München (ots) - Moderation: Natalie Amiri

Geplante Themen:

Österreich: Rechtsruck in der Alpenrepublik? / Wenn am Sonntag um 17 Uhr die Wahllokale in Österreich schließen, wird voraussichtlich auch der neue Bundeskanzler der Alpenrepublik feststehen: Sebastian Kurz von der konservativen ÖVP werden gute Chancen eingeräumt, mit 31 Jahren jüngster Regierungschef Europas zu werden - möglicherweise in einer Koalition mit der rechtspopulistischen FPÖ. Deren Parteichef Heinz-Christian Strache stand in jungen Jahren der Neonaziszene nahe, was aber in der Alpenrepublik für viele keine Rolle zu spielen scheint. Straches FPÖ könnte sogar stärkste Partei werden: Mit einem aggressiven Wahlkampf, vor allem in den sozialen Medien, könnte er große Teile der noch Unentschiedenen in letzter Minute für sich gewinnen. Vorausgegangen ist der Nationalratswahl eine beispiellose Schlammschlacht: Den "Anti"-Wahlkampf der FPÖ gegen Ausländer, Zuwanderer und den Islam machte sich auch die ÖVP zu eigen mit ihrer Angstkampagne gegen Migranten. Wird es am Sonntag zu einem Rechtsruck in Österreich kommen? Der "Weltspiegel" berichtet live aus Wien. (Autoren: Michael Mandlik / Till Rüger / Darko Jakovljevic, ARD Wien)

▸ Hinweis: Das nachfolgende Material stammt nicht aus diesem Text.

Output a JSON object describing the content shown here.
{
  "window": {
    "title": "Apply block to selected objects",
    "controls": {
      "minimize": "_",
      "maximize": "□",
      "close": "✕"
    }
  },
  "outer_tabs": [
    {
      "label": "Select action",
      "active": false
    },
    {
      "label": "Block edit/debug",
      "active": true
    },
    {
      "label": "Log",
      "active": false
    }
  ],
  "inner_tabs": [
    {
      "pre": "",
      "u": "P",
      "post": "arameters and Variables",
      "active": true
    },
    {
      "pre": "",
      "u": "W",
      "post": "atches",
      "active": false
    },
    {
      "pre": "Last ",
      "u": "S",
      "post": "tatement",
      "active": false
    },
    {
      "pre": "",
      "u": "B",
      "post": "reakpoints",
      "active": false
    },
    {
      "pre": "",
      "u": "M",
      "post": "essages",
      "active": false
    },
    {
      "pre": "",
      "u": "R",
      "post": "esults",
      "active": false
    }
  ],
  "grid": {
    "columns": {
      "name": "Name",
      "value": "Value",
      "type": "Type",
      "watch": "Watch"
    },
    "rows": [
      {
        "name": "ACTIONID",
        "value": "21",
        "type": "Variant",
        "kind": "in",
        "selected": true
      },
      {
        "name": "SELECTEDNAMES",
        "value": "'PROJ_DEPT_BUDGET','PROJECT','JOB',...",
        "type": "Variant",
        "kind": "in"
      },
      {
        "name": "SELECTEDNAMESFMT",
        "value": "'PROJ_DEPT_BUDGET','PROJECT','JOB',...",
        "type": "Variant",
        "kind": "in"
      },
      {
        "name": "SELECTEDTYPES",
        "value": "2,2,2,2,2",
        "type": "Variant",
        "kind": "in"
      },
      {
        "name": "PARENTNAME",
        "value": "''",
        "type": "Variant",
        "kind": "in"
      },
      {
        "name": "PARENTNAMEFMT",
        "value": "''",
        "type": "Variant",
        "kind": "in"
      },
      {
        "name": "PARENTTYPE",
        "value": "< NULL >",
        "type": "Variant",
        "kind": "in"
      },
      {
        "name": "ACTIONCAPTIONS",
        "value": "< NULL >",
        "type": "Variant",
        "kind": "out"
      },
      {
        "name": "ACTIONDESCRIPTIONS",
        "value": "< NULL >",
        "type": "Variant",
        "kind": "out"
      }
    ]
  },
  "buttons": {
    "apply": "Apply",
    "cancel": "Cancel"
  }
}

USA: Terrorismus - auf dem rechten Auge blind? / Reverend Robert Doggart, eigentlich ein Mann Gottes, wurde Anfang des Jahres zu 22 Jahren Haft verurteilt, weil er nachgewiesenermaßen einen Terroranschlag auf die islamische Gemeinde Islamberg durchführen wollte. Nicht erst seit den Gewalttaten in Charlottesville entdeckt auch das Ausland: Die Vereinigten Staaten haben ein Problem mit Gewalt und Terror von Rechts. Islamberg, in der Nähe des Örtchens Hancock im Bundesstaat New York, wurde Ende der 80er Jahre als Zentrum der African American Muslims gegründet. Und gegen die machen die Rechten massiv Propaganda: Islamberg sei eine Terrorzelle, so der Vorwurf. Polizei, Terrorismusexperten und auch Bürger von Hancock widersprechen dem vehement. Im Internet läuft eine millionenschwere Kampagne gegen Islamberg - finanziert von der rechten Stiftung Clarion. Doch viele Menschen in Hancock protestieren dagegen und zeigen Solidarität mit den Muslimen in Islamberg. (Autor: Markus Schmidt, ARD New York)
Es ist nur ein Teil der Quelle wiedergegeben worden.